An epic fantasy adventure based on the timeless Arthurian legend, The Green Knight tells the story of Sir Gawain, King Arthur's reckless and headstrong nephew, who embarks on a daring quest to conf...
WHAT I LIKED: Surrealism is often a term used to describe anything in a film that has no obvious rational meaning or relation to reality, and there are many scenes in David Lowery's adaptation of King Arthur's nephew Gawain confronting 'The Green Knight,' that certainly fit that definition at first glance.
For example, the whole thing opens with the titular antagonist realised as a giant tree challenging Dev Patel's Gawain to strike him in return for his exacting revenge in a year's time, and we later see Gawain retrieve a ghost's decapitated head from a pond for no apparent reason, and him encounter an army of fog-clouded bald statues on the way to meet said revenge.
But in reality, all of those scenes aren't building some subtle atmosphere or message about the characters or themes as great surrealist films do; they're just there to bring the mythology to life, and to rather functionally drag Dev Patel through the woods on his hero's journey.
We know this because even though the events depicted are a little strange, the cinematic language is actually extremely overt and on the nose. In the opening confrontation for example, Daniel Hart's score swells absurdly, the scene cuts constantly to Gawain's terrified mother, and the King waits on baited breath, all whilst the camera zooms in on Patel's face who's clearly established as someone as scared as he is desperate to prove himself.
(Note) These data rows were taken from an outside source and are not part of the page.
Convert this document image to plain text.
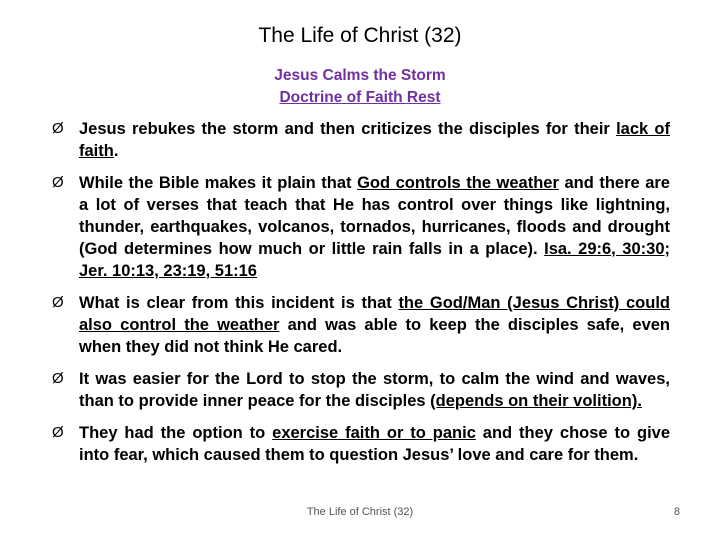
The Life of Christ (32)
Jesus Calms the Storm
Doctrine of Faith Rest
Ø Jesus rebukes the storm and then criticizes the disciples for their lack of faith.
Ø While the Bible makes it plain that God controls the weather and there are a lot of verses that teach that He has control over things like lightning, thunder, earthquakes, volcanos, tornados, hurricanes, floods and drought (God determines how much or little rain falls in a place). Isa. 29:6, 30:30; Jer. 10:13, 23:19, 51:16
Ø What is clear from this incident is that the God/Man (Jesus Christ) could also control the weather and was able to keep the disciples safe, even when they did not think He cared.
Ø It was easier for the Lord to stop the storm, to calm the wind and waves, than to provide inner peace for the disciples (depends on their volition).
Ø They had the option to exercise faith or to panic and they chose to give into fear, which caused them to question Jesus’ love and care for them.
The Life of Christ (32)	8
That over-egged directorial approach isn't necessarily an issue of course, and the slightly odd take on the events does captivate to some degree, but really it's the humanity fighting for its place within all of that which is the engaging thing, as Dev Patel brings the central conflict of his character to life brilliantly.
Then, a final-act monologue from his lover Alicia Vikander about how his quest to prove himself is pointless and foolish (something about the red of blood inevitably turning to the decaying, inconsequential green of death) brilliantly puts that struggle into some kind of perspective, and that addmittedly lends the inevitable conclusion - even its more surreal turns - a degree of poignancy.
WHAT I DIDN'T LIKE: In the end, the humanity gets rather lost amongst the attempts at surrealism, as they feel like unnecessary tangents. In fact, if anything, they point to a lack of faith in simple performances to tell a character's story on Lowery's part, or at the very least a lack of direcorial discipline and restraint. Whatever the case though, it muddies a potentially interesting character journey into something often rather tiring and inaccessible.
VERDICT: David Lowery's mythical and strange 'The Green Knight,' sends Dev Patel on an illusory and terrified hero's journey to prove himself, but it's often undermined by overt and largely aimless attempts at surrealism.